I have watched the weak resent the man who would not crawl and clap,
Watched the lazy curse discipline, then fold beneath the map.
They hate the mirror I become. They hate the proof I give.
They hate a life with sharpened edges. They hate a man who lives.
I offend them by existing with intention in my breath.
I remind them every second that decay can walk like death.
You there, with your hollow swagger and your secondhand disgrace,
You mistake a loud opinion for a mind, a mask for face.
You parade your little ego like a king without a field,
All costume, all collapse, all rust concealed beneath a shield.
You wanted easy fellowship from me. You wanted me reduced.
You wanted softness, compromise, my fire bent and used.
You wanted me diluted so your weakness felt less small.
You wanted access to my light while bringing nothing there at all.
I refuse. That refusal cuts. Good. Let it cut you to the bone.
Let every fraud and failed pretender feel the chill of being known.
I was never built to join the choir of the half-awake and bland.
I was built to speak with force and leave the ash upon the land.
Every insult from a fool becomes an anthem in my chest.
Every sneer from lesser men confirms that I have chosen best.
Their hatred is the fee for altitude, the toll for clearer air.
I pay it with a grin because the climb was always mine to bear.

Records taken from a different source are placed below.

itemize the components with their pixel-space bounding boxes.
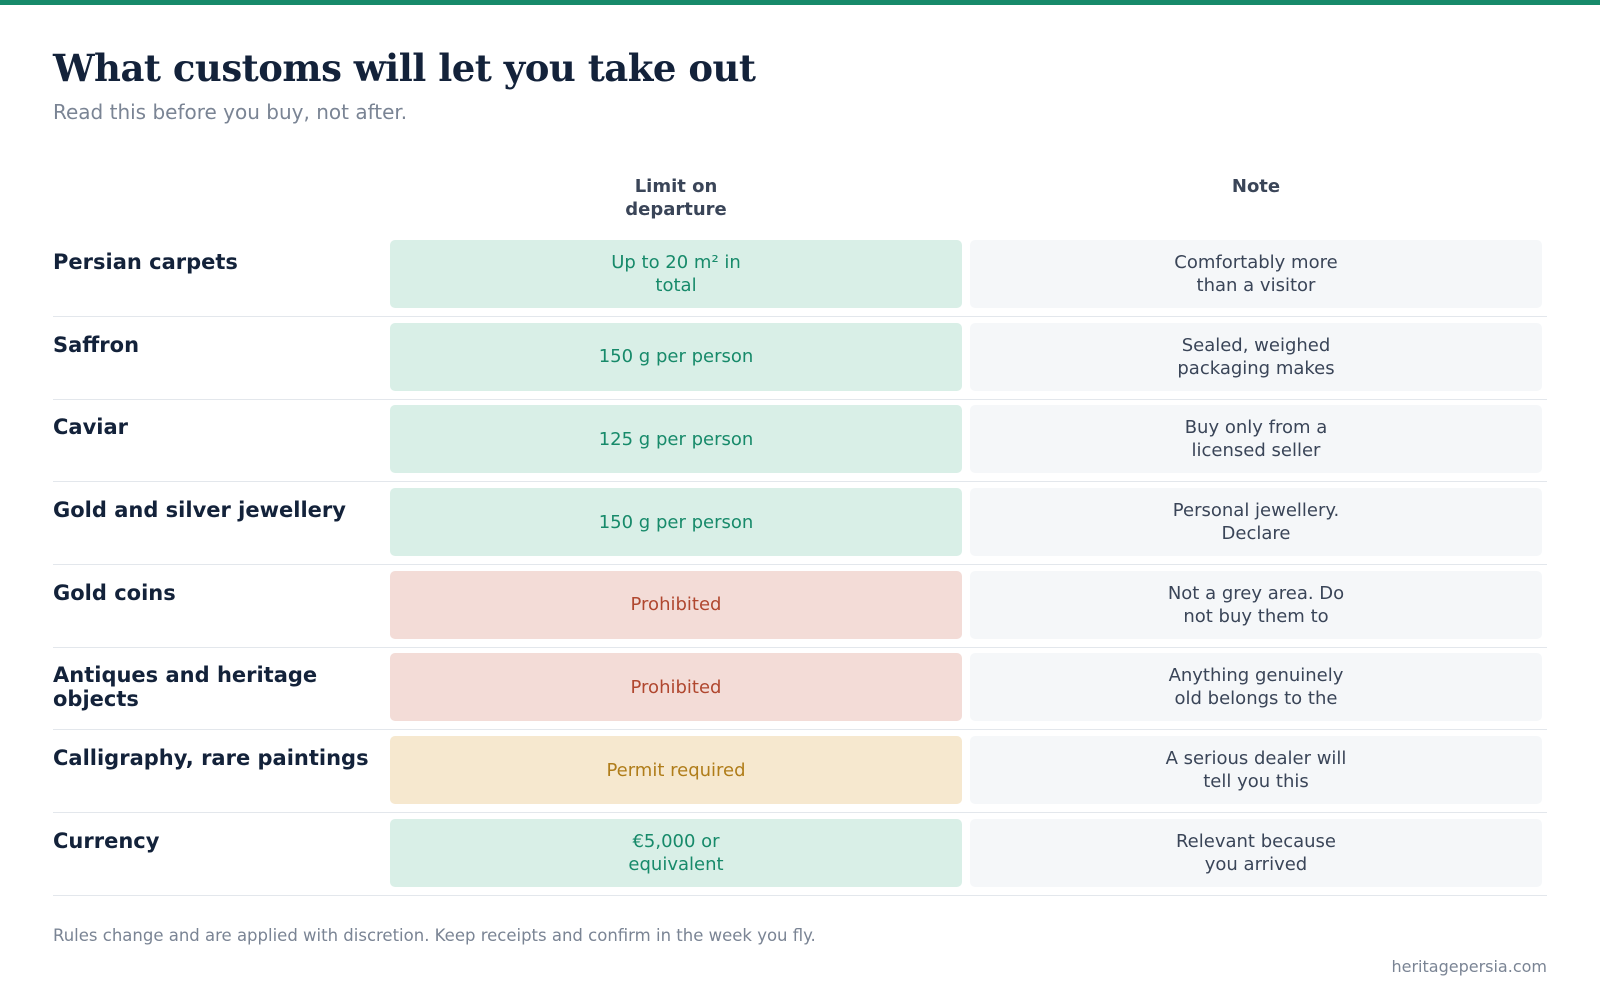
limit-cell: Prohibited — [390, 570, 962, 639]
item-name: Antiques and heritage objects — [53, 663, 318, 712]
note-cell: Anything genuinely old belongs to the — [970, 653, 1542, 722]
limit-cell: 150 g per person — [390, 322, 962, 391]
item-name: Saffron — [53, 332, 140, 357]
row-divider — [53, 729, 1547, 731]
note-cell: Personal jewellery. Declare — [970, 488, 1542, 557]
table-row: Persian carpets Up to 20 m² in total Com… — [53, 240, 1547, 323]
limit-text: 150 g per person — [598, 346, 754, 368]
note-cell: Not a grey area. Do not buy them to — [970, 570, 1542, 639]
item-name: Persian carpets — [53, 250, 238, 274]
note-cell: Relevant because you arrived — [970, 818, 1542, 887]
note-text: Buy only from a licensed seller — [1184, 417, 1328, 462]
note-text: Comfortably more than a visitor — [1174, 252, 1338, 296]
table-row: Currency €5,000 or equivalent Relevant b… — [53, 818, 1547, 902]
table-body: Persian carpets Up to 20 m² in total Com… — [53, 240, 1547, 902]
note-text: Not a grey area. Do not buy them to — [1167, 582, 1345, 627]
table-row: Gold and silver jewellery 150 g per pers… — [53, 488, 1547, 571]
limit-text: €5,000 or equivalent — [628, 830, 724, 875]
row-divider — [53, 646, 1547, 648]
limit-cell: 150 g per person — [390, 488, 962, 557]
item-name: Caviar — [53, 415, 128, 440]
page-title: What customs will let you take out — [53, 46, 756, 90]
table-header: Limit on departure Note — [53, 175, 1547, 225]
limit-text: 125 g per person — [598, 428, 754, 450]
row-divider — [53, 812, 1547, 814]
note-text: Anything genuinely old belongs to the — [1168, 665, 1344, 710]
item-name: Gold coins — [53, 580, 176, 605]
table-row: Saffron 150 g per person Sealed, weighed… — [53, 322, 1547, 406]
page-subtitle: Read this before you buy, not after. — [53, 100, 408, 124]
item-name: Gold and silver jewellery — [53, 498, 346, 523]
row-divider — [53, 564, 1547, 566]
limit-text: 150 g per person — [598, 511, 754, 533]
column-header-note-label: Note — [1231, 176, 1281, 197]
limit-cell: Prohibited — [390, 653, 962, 722]
note-text: A serious dealer will tell you this — [1165, 748, 1347, 793]
note-cell: Sealed, weighed packaging makes — [970, 322, 1542, 391]
note-text: Relevant because you arrived — [1175, 830, 1336, 875]
limit-text: Prohibited — [630, 676, 722, 698]
limit-cell: Up to 20 m² in total — [390, 240, 962, 308]
row-divider — [53, 316, 1547, 317]
note-cell: A serious dealer will tell you this — [970, 736, 1542, 805]
limit-cell: Permit required — [390, 736, 962, 805]
row-divider — [53, 894, 1547, 896]
footnote: Rules change and are applied with discre… — [53, 926, 816, 945]
accent-top-bar — [0, 0, 1600, 5]
table-row: Antiques and heritage objects Prohibited… — [53, 653, 1547, 736]
column-header-limit: Limit on departure — [390, 175, 962, 221]
limit-text: Prohibited — [630, 594, 722, 616]
note-cell: Comfortably more than a visitor — [970, 240, 1542, 308]
column-header-note: Note — [970, 175, 1542, 198]
limit-text: Permit required — [606, 759, 746, 781]
item-name: Currency — [53, 828, 160, 853]
note-cell: Buy only from a licensed seller — [970, 405, 1542, 474]
table-row: Gold coins Prohibited Not a grey area. D… — [53, 570, 1547, 654]
row-divider — [53, 398, 1547, 400]
source-credit: heritagepersia.com — [1391, 957, 1547, 976]
limit-cell: €5,000 or equivalent — [390, 818, 962, 887]
table-row: Calligraphy, rare paintings Permit requi… — [53, 736, 1547, 819]
note-text: Sealed, weighed packaging makes — [1177, 334, 1335, 379]
limit-text: Up to 20 m² in total — [611, 252, 741, 296]
row-divider — [53, 481, 1547, 483]
column-header-limit-label: Limit on departure — [625, 176, 727, 220]
table-row: Caviar 125 g per person Buy only from a … — [53, 405, 1547, 488]
limit-cell: 125 g per person — [390, 405, 962, 474]
note-text: Personal jewellery. Declare — [1172, 500, 1340, 545]
item-name: Calligraphy, rare paintings — [53, 746, 369, 771]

So hate me from the sidelines. Curse me from your cramped little stage.
Gnaw your stale bread of resentment. Rot in your inherited rage.
I will keep moving like a verdict. I will keep rising like a scar.
I will keep standing as the proof of exactly what you are.
And when your noise dissolves to nothing, as the noise of cowards does,
I will remain, whole and burning, loved by those who know what was.
Let peasants stay peasants. Let fools keep begging for applause.
I chose the harder road on purpose, and your hatred is the cause.